We test and branch if the result is zero to the following code.

0:002> u 6495c11b
clr!WKS::WaitForFinalizerEvent+0x12a:
6495c11b 8b0d18f6cd64    mov     ecx,dword ptr [clr!GCHeap::FinalizerThread (64cdf618)]
6495c121 c7410801000000  mov     dword ptr [ecx+8],1
6495c128 833d84f4cd6400  cmp     dword ptr [clr!g_TrapReturningThreads (64cdf484)],0
6495c12f 7405            je      clr!WKS::WaitForFinalizerEvent+0×145 (6495c136)
6495c131 e8d324efff      call    clr!Thread::RareDisablePreemptiveGC (6484e609)
6495c136 8b0d88f4cd64    mov     ecx,dword ptr [clr!g_pGCHeap (64cdf488)]
6495c13c 6a02            push    2
6495c13e 8b01            mov     eax,dword ptr [ecx]
6495c140 6a01            push    1
6495c142 6a00            push    0
6495c144 ff5064          call    dword ptr [eax+64h]
6495c147 8b0d18f6cd64    mov     ecx,dword ptr [clr!GCHeap::FinalizerThread (64cdf618)]
6495c14d c7410800000000  mov     dword ptr [ecx+8],0
6495c154 8b4104          mov     eax,dword ptr [ecx+4]
6495c157 a85f            test    al,5Fh
6495c159 7405            je      clr!WKS::WaitForFinalizerEvent+0x16f (6495c160)
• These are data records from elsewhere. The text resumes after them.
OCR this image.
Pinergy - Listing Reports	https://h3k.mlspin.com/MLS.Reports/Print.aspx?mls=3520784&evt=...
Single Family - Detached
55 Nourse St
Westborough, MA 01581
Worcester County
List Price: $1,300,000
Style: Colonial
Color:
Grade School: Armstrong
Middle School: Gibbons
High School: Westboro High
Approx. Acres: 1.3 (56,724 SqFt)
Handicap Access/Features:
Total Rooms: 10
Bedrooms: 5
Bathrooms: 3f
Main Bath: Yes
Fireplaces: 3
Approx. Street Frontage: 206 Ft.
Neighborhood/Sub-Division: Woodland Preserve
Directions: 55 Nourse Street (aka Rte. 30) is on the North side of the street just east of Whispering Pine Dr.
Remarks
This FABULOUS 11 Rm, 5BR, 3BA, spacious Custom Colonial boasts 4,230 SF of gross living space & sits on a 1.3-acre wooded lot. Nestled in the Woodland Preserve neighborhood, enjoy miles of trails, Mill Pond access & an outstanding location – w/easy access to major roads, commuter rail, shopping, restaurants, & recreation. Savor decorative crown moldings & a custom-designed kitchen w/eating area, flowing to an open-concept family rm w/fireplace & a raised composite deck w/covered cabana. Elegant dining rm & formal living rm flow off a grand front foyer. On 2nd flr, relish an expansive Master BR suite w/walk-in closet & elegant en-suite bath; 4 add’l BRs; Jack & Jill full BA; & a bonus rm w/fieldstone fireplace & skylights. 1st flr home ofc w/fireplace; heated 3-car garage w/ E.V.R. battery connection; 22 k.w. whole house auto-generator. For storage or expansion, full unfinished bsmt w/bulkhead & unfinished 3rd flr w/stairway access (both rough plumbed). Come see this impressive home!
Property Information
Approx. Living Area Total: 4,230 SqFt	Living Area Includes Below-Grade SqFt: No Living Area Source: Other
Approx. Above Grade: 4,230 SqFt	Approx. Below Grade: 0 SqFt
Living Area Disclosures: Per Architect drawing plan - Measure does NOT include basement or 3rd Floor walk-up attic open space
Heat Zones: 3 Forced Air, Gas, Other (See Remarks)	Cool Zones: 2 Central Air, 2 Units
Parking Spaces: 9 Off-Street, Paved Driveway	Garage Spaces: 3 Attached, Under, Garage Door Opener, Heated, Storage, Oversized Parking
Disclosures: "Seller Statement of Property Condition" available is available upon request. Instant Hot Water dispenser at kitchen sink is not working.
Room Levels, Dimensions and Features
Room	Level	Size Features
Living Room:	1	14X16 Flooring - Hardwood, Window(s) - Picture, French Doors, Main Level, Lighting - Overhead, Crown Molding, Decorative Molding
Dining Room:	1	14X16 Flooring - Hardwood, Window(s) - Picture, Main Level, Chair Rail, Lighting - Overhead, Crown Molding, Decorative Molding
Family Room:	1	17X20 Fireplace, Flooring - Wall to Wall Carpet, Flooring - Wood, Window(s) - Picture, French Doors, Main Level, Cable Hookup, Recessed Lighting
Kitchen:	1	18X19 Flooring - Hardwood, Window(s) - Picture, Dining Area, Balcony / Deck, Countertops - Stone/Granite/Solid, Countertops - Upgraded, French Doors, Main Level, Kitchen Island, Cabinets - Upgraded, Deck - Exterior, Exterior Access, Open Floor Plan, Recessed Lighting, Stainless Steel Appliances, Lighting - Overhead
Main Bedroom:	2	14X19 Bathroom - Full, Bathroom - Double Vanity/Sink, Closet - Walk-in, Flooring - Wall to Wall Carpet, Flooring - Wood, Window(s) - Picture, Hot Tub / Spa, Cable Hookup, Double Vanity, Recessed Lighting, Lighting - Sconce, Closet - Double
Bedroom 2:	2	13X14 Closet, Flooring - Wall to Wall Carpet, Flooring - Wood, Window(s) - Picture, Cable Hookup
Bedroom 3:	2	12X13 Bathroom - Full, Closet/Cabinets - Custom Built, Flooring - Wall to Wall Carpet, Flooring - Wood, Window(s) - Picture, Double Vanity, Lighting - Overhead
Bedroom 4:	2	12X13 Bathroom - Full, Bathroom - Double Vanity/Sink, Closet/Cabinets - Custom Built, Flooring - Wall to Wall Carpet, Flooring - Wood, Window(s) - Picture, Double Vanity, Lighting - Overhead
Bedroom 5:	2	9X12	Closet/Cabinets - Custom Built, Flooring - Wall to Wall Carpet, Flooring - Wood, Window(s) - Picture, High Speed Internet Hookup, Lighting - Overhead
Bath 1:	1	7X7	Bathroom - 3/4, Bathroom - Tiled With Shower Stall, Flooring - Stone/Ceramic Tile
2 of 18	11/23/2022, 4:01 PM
The target address is fetched by indirection, so we have to look at the relevant memory locations.

0:002> dd 64cdf488
64cdf488  0116c760 64ce6d70 646b1cec 00000000

0:002> dd 0116c760
0116c760  6475e0e8 abababab abababab feeefeee

0:002> dd 6475e0e8 +64h
6475e14c  6478c77f 64794b2c 64a09013 647877ac

And so we arrive at a function named GarbageCollect, which probably does what it says on the can.

0:002> u 6478c77f
clr!WKS::GCHeap::GarbageCollect:
6478c77f 55              push    ebp
6478c780 8bec            mov     ebp,esp
6478c782 51              push    ecx
6478c783 53              push    ebx
6478c784 56              push    esi
6478c785 8b7508          mov     esi,dword ptr [ebp+8]
6478c788 57              push    edi
6478c789 894dfc          mov     dword ptr [ebp-4],ecx

In summary then, low memory notifications cause our process to do a garbage collection, presumably with the intention of releasing memory back to the system. Though we are missing metadata, as long as we don’t need to go too deep into the code of an unmanaged method, it is possible to figure out what is going on.